2. Taxation of a local business or occupation which is separate
and distinct from the transportation and intercourse which are
interstate commerce is not forbidden merely because, in the
ordinary course, such transportation or intercourse is induced or
occasioned by the business. P.
303 U. S.
253.
3. A statute of New Mexico levied on all engaged within the
State in the business of publishing newspapers or magazines a
privilege tax of 2% on the gross receipts from the sale of
advertising. Appellants, whose only office and place of business
was within the State, prepared, edited, and published there a
journal the circulation of which was partly interstate. Part of
their receipts from advertising was derived from contracts with
advertisers out of the State. Such contracts involved interstate
transmission, from advertisers to appellants, of cuts, mats,
information, copy, etc.; also payment through interstate
facilities.
Held, the tax, as applied to appellants in
respect of the sums received under such advertising contracts, did
not infringe the commerce clause of the Federal Constitution. Pp.
303 U. S.
259-260.
So far as the advertising rates reflected a value attributable
to the maintenance of a circulation of the magazine interstate, the
burden on the interstate business was too remote and too attenuated
to call for a rigidly logical application of the doctrine that
gross receipts from interstate commerce may not be made the measure
of a tax.
4. The commerce clause does not relieve those engaged in
interstate commerce from their just share of the state tax burden,
even though the cost of doing the business be thereby increased. P.
303 U.S. 254.
5. The vice characteristic of such local taxes, measured by
gross receipts from interstate commerce, as have been held invalid
was that they placed on the commerce burdens of such a nature
as
Page 303 U. S. 251
were capable, in point of substance, of being imposed, or added
to, with equal right by every State which the commerce touched,
merely because interstate commerce was being done, so that, without
the protection of the commerce clause, it would bear cumulative
burdens not imposed on local commerce. The tax here involved is not
subject to that objection. P.
303 U. S.
255.
6. The business of preparing, printing and publishing magazine
advertising is peculiarly local, and distinct from its circulation,
whether or not that circulation be interstate commerce. P.
303 U. S.
258.
7. In reconciling opposing demands that interstate commerce bear
its share of local taxation, and, on the other hand, not be
subjected to multiple tax burdens merely because it is interstate
commerce, practical, rather than logical, distinctions must be
sought. P.
303 U. S.
259.
8.
Fisher's Blend Station v. State Tax Comm'n,
297 U. S. 650, and
Crew Levick Co. v. Pennsylvania, 245 U.
S. 292, distinguished. Pp.
303 U. S.
260-261.
41 N.M. 28, 67 P.2d 505, affirmed.
Appeal from a judgment affirming a judgment against the
appellants in a suit brought by them to recover taxes paid under
protest and alleged to have been unlawfully exacted.

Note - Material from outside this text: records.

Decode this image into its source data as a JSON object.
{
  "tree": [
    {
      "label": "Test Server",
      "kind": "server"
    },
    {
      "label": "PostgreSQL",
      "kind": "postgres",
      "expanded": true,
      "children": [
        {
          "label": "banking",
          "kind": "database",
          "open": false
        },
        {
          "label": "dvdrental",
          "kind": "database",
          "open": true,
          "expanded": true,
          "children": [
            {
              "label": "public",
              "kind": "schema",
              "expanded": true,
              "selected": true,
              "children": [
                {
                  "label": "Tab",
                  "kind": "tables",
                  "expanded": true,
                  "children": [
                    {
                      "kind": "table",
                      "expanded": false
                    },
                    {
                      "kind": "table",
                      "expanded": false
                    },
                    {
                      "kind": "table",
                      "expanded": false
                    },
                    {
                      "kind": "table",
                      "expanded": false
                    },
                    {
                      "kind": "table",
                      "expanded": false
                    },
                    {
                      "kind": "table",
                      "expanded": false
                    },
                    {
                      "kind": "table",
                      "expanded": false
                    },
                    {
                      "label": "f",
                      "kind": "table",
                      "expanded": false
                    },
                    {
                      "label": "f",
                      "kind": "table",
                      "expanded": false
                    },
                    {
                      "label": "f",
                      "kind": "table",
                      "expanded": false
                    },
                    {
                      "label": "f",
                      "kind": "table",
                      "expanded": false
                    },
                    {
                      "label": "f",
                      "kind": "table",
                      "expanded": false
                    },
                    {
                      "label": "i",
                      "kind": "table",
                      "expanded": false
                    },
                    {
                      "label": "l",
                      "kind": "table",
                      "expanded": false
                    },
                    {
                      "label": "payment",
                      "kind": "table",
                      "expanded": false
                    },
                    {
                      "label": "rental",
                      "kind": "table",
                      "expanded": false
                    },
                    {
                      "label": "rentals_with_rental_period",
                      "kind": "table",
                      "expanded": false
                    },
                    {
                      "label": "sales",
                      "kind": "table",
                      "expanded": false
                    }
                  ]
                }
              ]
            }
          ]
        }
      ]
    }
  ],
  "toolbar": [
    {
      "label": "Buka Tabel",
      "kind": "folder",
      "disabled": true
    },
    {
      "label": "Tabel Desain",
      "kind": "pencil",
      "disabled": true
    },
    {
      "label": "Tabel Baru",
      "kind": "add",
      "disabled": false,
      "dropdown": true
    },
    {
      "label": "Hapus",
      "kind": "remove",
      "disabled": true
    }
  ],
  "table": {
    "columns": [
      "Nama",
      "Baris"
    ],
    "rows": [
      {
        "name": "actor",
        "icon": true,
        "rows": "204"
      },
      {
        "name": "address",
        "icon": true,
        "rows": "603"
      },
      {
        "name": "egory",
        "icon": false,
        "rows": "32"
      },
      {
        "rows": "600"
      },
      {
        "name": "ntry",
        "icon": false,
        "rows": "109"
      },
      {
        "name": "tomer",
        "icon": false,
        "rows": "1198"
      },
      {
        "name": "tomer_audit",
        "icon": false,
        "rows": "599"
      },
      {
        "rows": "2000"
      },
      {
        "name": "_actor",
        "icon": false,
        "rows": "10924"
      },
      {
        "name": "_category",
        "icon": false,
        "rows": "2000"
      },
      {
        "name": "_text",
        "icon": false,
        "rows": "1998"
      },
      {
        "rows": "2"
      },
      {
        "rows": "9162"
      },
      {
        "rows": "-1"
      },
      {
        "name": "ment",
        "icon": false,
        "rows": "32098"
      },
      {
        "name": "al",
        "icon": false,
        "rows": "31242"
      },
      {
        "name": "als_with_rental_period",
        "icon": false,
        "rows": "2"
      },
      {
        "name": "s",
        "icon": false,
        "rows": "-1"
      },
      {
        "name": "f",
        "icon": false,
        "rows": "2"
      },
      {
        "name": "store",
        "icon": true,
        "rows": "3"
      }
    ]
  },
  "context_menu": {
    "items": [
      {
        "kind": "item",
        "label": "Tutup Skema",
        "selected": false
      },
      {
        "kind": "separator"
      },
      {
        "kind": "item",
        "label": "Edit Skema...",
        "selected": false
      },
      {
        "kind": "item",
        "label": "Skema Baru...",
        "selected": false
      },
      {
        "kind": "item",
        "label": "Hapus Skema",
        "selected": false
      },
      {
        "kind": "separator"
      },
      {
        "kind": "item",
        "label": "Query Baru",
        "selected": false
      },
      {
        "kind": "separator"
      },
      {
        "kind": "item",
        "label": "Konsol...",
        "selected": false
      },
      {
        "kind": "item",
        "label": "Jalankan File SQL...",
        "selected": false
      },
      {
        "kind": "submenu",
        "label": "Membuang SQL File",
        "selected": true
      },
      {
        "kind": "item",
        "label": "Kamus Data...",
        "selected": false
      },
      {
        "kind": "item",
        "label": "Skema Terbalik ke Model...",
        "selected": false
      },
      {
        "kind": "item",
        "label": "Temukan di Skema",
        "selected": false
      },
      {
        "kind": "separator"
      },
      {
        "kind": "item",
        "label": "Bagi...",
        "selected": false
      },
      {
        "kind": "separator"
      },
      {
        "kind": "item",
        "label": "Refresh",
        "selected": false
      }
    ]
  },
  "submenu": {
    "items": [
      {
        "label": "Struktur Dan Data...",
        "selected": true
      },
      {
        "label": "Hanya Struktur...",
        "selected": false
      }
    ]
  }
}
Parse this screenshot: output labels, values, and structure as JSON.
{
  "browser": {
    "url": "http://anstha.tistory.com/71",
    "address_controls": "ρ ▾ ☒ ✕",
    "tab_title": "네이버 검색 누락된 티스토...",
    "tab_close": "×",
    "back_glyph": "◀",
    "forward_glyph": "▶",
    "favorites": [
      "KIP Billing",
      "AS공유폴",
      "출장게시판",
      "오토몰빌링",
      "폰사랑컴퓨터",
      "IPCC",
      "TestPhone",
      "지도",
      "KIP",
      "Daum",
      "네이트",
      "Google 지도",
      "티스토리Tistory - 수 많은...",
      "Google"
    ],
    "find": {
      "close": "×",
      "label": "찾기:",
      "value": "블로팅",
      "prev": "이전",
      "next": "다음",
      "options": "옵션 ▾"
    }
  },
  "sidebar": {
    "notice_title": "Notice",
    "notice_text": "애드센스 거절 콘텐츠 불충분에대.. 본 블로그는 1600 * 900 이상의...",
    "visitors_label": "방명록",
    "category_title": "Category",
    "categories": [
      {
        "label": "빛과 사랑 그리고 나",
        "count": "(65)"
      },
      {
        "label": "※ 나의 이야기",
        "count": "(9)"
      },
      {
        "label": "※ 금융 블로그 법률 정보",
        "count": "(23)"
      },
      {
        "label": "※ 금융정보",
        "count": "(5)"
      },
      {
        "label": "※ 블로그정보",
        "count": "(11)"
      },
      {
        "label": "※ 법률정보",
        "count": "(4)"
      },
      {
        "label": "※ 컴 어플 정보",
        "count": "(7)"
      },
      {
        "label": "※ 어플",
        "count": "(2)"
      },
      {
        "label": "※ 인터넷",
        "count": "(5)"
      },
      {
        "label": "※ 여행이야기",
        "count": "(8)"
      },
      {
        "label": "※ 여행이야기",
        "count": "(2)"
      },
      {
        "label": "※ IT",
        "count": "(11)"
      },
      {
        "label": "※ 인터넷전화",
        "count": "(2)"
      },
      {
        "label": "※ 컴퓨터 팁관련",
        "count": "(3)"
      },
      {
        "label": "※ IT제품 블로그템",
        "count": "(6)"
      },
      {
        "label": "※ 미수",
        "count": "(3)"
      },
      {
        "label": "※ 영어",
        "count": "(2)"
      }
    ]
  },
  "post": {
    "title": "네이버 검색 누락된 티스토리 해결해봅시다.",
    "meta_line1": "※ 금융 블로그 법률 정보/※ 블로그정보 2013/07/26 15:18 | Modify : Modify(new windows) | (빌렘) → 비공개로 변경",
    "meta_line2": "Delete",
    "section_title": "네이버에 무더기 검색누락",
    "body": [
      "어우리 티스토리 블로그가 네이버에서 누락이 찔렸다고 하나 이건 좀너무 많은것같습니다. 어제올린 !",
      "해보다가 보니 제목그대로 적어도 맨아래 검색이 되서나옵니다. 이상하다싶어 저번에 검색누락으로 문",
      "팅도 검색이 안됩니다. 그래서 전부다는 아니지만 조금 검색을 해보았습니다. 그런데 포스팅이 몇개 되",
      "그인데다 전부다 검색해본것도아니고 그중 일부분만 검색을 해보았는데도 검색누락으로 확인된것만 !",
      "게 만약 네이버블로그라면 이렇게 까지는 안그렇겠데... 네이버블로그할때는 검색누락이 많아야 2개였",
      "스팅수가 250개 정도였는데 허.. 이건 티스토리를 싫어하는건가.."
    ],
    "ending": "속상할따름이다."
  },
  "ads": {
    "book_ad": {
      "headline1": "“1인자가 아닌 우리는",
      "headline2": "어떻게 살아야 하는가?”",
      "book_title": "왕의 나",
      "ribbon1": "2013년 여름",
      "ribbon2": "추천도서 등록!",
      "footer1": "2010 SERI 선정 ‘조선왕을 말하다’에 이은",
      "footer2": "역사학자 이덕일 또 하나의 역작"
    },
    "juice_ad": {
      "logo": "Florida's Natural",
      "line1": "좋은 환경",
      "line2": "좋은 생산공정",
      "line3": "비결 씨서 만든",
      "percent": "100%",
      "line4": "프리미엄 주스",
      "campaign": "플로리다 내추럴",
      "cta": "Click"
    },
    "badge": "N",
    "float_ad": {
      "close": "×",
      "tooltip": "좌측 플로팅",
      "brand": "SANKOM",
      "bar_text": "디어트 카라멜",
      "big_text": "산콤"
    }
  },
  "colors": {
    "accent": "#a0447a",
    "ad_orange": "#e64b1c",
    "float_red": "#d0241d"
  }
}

MR. JUSTICE STONE delivered the opinion of the Court.
Section 201, chapter 7, of the New Mexico Special Session Laws
of 1934 levies a privilege tax upon the gross receipts of those
engaged in certain specified businesses. [
Footnote 1]
Page 303 U. S. 252
Subdivision I imposes a tax of 2 percent of amounts received
from the sale of advertising space by one engaged in the business
of publishing newspapers or magazines. The question for decision is
whether the tax laid under this statute on appellants, who sell
without the state, to advertisers there, space in a journal which
they publish in New Mexico and circulate to subscribers within and
without the state, imposes an unconstitutional burden on interstate
commerce.
Appellants brought the present suit in the state district court
to recover the tax, which they had paid under protest, as exacted
in violation of the commerce clause of the Federal Constitution.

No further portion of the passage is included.